How Could Social Networks Predict Health Outcomes?

Read Transcript

I think we're going to see a revolution in this decade in terms of how we use friends. We're going to be using friends data to do risk prediction, we're going to do a much better job at figuring out who's at risk and who's not at risk for certain outcomes like weight gain or heart attack, diabetes.

By looking at the outcomes of a person's friends and by having a much better ability to predict who's at risk, we'll be able to focus like a laser beam our resources on those individuals to try to get this magnifying effect of networks. So, friend's data is one thing that is going to be more utilized over the course of the next 10 years.

We also have friends as motivators, so I think increasingly what you're going to see for example health coaching programs are going to be oriented towards getting friends and family involved.
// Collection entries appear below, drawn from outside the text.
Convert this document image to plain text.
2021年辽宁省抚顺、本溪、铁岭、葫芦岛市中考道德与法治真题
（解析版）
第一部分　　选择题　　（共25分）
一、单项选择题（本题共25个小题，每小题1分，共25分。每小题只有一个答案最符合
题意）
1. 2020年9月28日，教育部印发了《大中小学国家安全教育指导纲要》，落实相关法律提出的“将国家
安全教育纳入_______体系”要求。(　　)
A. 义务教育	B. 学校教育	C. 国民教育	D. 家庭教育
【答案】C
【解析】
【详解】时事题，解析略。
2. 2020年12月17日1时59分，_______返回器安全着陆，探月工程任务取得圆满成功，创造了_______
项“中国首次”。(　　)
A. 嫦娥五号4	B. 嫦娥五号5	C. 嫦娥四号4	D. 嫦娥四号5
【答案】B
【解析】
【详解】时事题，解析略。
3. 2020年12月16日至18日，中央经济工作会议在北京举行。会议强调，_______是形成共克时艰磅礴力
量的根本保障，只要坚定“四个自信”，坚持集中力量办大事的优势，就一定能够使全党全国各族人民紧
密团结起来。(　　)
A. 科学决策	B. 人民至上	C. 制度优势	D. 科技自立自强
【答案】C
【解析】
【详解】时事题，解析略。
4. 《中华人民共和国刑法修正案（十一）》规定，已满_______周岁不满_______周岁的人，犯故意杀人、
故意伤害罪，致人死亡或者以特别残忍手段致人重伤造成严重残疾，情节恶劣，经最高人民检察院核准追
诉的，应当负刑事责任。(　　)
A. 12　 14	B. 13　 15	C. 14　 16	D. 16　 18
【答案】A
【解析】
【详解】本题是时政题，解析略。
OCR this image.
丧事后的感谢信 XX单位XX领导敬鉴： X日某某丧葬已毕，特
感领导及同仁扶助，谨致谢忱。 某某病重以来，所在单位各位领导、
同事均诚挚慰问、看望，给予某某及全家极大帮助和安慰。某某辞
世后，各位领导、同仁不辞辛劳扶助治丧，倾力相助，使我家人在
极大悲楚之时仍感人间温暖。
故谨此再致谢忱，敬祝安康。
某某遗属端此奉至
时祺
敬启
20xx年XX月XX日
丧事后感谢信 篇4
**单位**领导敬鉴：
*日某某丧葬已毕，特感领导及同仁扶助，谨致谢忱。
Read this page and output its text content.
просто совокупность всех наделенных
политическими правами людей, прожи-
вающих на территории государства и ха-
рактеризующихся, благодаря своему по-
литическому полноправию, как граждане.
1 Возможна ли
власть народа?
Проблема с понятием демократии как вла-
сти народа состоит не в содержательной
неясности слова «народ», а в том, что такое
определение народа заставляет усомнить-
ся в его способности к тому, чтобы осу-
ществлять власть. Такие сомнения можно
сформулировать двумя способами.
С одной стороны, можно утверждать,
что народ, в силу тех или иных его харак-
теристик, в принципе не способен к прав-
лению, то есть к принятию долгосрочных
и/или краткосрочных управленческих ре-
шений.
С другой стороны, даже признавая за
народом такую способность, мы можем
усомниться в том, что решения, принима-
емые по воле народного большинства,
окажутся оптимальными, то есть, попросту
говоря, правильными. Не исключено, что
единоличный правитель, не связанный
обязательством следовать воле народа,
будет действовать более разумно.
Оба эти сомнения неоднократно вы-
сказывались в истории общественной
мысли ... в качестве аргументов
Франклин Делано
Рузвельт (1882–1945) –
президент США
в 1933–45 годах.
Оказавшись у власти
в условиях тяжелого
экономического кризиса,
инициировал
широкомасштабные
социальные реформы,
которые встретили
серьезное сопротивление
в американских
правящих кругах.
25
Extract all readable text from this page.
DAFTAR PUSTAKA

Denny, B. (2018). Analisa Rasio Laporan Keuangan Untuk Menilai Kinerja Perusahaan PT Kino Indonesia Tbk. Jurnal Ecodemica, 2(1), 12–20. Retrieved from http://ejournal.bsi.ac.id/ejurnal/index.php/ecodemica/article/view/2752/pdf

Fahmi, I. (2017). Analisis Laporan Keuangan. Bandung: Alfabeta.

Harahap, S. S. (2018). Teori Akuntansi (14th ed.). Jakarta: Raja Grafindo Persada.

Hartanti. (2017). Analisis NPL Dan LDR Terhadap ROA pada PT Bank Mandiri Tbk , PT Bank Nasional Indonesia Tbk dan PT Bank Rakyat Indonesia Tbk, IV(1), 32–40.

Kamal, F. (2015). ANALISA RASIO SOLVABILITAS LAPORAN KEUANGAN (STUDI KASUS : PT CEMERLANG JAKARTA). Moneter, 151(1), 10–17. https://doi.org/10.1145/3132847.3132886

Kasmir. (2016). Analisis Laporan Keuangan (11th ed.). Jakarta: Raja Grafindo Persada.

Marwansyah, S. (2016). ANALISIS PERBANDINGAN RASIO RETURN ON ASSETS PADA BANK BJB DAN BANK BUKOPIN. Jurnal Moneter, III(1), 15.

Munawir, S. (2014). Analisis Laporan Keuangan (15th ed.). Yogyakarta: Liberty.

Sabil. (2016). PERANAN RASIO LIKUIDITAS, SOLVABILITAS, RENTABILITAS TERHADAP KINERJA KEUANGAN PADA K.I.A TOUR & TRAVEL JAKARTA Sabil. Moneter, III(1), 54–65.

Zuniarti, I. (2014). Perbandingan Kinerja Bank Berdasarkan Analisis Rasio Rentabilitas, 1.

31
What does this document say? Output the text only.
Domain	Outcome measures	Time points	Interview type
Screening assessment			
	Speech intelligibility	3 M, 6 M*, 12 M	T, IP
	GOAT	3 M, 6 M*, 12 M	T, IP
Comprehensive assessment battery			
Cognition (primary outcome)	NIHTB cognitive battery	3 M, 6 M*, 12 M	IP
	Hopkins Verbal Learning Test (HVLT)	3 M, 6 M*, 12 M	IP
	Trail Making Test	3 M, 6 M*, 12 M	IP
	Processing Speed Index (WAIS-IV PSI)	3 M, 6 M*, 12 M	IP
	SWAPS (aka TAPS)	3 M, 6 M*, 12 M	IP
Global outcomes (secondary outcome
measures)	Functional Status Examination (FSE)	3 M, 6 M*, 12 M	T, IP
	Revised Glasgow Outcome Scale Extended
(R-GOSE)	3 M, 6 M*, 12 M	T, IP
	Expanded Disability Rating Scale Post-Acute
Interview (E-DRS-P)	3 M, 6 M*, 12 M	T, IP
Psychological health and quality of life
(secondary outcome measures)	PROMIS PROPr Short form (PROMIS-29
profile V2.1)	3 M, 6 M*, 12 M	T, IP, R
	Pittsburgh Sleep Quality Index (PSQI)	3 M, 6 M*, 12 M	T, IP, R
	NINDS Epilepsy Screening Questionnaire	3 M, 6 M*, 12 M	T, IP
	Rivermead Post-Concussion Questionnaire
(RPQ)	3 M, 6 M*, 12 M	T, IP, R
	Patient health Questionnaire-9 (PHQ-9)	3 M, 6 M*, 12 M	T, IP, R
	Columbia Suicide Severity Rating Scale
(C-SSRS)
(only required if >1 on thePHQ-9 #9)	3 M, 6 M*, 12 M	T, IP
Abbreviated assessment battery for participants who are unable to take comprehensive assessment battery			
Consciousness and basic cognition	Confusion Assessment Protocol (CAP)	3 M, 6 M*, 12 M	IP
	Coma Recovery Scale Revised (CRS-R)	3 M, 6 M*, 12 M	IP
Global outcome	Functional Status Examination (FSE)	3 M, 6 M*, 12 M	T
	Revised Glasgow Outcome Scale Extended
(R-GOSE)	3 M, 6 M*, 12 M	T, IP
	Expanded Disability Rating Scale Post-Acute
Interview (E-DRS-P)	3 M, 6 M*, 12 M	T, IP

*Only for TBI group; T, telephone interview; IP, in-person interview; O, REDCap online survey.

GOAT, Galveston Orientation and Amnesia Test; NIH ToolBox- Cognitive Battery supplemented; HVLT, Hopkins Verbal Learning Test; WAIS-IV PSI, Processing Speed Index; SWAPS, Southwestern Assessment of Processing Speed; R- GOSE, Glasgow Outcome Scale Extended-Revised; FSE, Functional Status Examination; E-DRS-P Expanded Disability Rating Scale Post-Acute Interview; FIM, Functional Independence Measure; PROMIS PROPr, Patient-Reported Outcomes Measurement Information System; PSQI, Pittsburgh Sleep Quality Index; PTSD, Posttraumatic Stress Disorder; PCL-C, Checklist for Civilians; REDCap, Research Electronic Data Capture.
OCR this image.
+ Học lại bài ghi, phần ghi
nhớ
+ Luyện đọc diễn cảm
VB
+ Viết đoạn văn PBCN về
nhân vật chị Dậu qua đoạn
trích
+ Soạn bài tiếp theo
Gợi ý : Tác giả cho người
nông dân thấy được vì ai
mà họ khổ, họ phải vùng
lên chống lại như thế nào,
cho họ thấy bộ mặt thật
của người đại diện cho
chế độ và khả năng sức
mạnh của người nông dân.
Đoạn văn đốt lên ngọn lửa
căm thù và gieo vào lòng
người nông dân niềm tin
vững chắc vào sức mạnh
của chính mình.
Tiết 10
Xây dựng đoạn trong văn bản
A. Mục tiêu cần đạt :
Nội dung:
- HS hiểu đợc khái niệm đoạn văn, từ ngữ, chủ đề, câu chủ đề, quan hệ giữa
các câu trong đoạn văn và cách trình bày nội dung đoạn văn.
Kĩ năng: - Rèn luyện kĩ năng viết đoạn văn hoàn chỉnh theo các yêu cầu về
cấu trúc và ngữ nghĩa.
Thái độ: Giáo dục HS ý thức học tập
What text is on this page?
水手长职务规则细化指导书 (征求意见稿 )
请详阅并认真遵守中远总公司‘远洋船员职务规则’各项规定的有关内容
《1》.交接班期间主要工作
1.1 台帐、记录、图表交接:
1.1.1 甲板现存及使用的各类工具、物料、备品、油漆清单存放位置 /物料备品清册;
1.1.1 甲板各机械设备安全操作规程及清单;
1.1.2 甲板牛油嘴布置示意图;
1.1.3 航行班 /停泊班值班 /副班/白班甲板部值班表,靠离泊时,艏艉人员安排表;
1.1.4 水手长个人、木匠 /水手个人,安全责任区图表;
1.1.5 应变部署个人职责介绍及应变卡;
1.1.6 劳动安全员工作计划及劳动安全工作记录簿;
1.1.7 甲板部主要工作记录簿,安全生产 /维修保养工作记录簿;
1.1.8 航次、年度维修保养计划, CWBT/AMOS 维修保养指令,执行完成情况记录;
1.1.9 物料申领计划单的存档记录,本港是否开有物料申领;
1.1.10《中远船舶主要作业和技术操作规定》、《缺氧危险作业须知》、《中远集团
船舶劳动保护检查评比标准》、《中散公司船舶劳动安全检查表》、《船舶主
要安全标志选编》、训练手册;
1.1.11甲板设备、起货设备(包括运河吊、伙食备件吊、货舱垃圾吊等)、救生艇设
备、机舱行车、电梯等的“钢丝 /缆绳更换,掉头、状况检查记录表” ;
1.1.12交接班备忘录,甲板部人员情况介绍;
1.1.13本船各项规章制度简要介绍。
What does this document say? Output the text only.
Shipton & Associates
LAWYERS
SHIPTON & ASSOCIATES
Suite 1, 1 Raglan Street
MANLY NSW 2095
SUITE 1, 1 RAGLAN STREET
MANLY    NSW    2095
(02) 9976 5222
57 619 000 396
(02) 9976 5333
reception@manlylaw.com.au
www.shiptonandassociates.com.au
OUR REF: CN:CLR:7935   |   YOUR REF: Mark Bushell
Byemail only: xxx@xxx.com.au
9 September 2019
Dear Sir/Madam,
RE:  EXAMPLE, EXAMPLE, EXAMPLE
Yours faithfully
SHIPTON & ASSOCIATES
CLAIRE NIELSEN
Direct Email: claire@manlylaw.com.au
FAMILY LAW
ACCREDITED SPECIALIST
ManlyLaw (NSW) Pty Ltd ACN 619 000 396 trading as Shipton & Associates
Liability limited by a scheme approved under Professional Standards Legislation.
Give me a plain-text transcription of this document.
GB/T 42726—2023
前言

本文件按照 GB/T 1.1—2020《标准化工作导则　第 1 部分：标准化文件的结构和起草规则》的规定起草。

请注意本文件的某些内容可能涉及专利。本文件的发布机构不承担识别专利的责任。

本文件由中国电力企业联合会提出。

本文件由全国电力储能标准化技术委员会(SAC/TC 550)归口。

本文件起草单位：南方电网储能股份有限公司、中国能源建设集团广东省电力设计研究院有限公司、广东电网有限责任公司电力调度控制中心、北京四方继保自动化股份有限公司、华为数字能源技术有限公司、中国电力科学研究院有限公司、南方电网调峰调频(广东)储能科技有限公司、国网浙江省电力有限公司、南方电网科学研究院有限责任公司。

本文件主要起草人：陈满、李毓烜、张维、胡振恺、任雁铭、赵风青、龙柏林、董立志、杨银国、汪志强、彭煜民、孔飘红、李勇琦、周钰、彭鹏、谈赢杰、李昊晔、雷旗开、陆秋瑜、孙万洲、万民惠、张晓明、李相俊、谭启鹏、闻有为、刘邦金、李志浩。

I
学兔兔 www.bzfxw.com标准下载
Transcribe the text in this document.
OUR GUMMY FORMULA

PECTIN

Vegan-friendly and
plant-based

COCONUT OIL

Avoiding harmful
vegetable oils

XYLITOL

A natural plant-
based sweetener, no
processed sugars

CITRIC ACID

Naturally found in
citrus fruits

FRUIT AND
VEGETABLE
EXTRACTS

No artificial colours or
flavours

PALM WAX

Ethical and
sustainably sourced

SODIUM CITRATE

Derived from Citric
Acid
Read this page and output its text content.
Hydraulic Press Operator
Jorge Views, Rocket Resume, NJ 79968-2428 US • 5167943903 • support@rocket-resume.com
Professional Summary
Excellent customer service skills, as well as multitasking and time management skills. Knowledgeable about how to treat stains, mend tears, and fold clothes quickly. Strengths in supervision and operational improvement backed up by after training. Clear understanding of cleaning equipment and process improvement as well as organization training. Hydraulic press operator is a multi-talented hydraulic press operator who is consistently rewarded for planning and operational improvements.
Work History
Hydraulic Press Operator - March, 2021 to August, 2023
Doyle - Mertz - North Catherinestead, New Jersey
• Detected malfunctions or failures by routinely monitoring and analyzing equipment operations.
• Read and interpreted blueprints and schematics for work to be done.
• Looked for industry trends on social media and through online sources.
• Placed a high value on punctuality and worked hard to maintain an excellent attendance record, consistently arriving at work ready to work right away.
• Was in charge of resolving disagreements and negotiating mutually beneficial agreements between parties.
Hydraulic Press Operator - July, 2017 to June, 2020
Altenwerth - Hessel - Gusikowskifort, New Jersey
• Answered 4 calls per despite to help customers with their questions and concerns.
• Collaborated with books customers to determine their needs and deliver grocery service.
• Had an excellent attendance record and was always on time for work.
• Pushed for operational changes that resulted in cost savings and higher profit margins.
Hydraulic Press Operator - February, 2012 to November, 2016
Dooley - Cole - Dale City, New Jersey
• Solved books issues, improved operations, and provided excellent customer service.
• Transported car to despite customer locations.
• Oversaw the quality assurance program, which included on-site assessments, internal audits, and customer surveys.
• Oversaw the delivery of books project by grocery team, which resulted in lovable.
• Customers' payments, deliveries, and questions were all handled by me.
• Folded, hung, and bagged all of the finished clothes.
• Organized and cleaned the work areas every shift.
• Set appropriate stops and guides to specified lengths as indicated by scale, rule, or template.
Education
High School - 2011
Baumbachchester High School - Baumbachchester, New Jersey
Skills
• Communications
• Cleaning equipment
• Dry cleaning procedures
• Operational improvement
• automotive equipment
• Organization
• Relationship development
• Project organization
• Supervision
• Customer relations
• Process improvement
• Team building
You might even see health coaches actively engaging not just their clients but their clients social network, in order to try and motivate and reinforce positive behavior change.

We already know that coaching works but I think we could probably make it much more effective by bringing friends in and there's some experimental evidence that this is true that people who diet together do better than people who diet alone and close friends dieting together do better than acquaintances dieting together.

This is work by Winnie Wlnger of Brown University so I think you're going to see more of this online utilizing these social connections to recommend people that you get involved whenever you're trying to make a positive change. And then thing that I think is the most important thing is this friends as multiplier, realizing that there are some people who are highly influential and so it pays to really get those individuals on board earlier, and invest more resources in them in order to try to change their behavior because when you change them, you're not just changing them, you're changing in some cases, dozens and hundreds of them as you go, and we're actively engaged in this.

It's really difficult again to bring together the online data, in terms of health the online data, in terms of social. So our early research has been in things outside of health like in terms of voting, but in that early research, we're showing that a single message on Facebook, can change the real behavior hundred of thousands of people.

I'm hopeful that just like we've being able to do this for voting, we're going to be able to do this for health.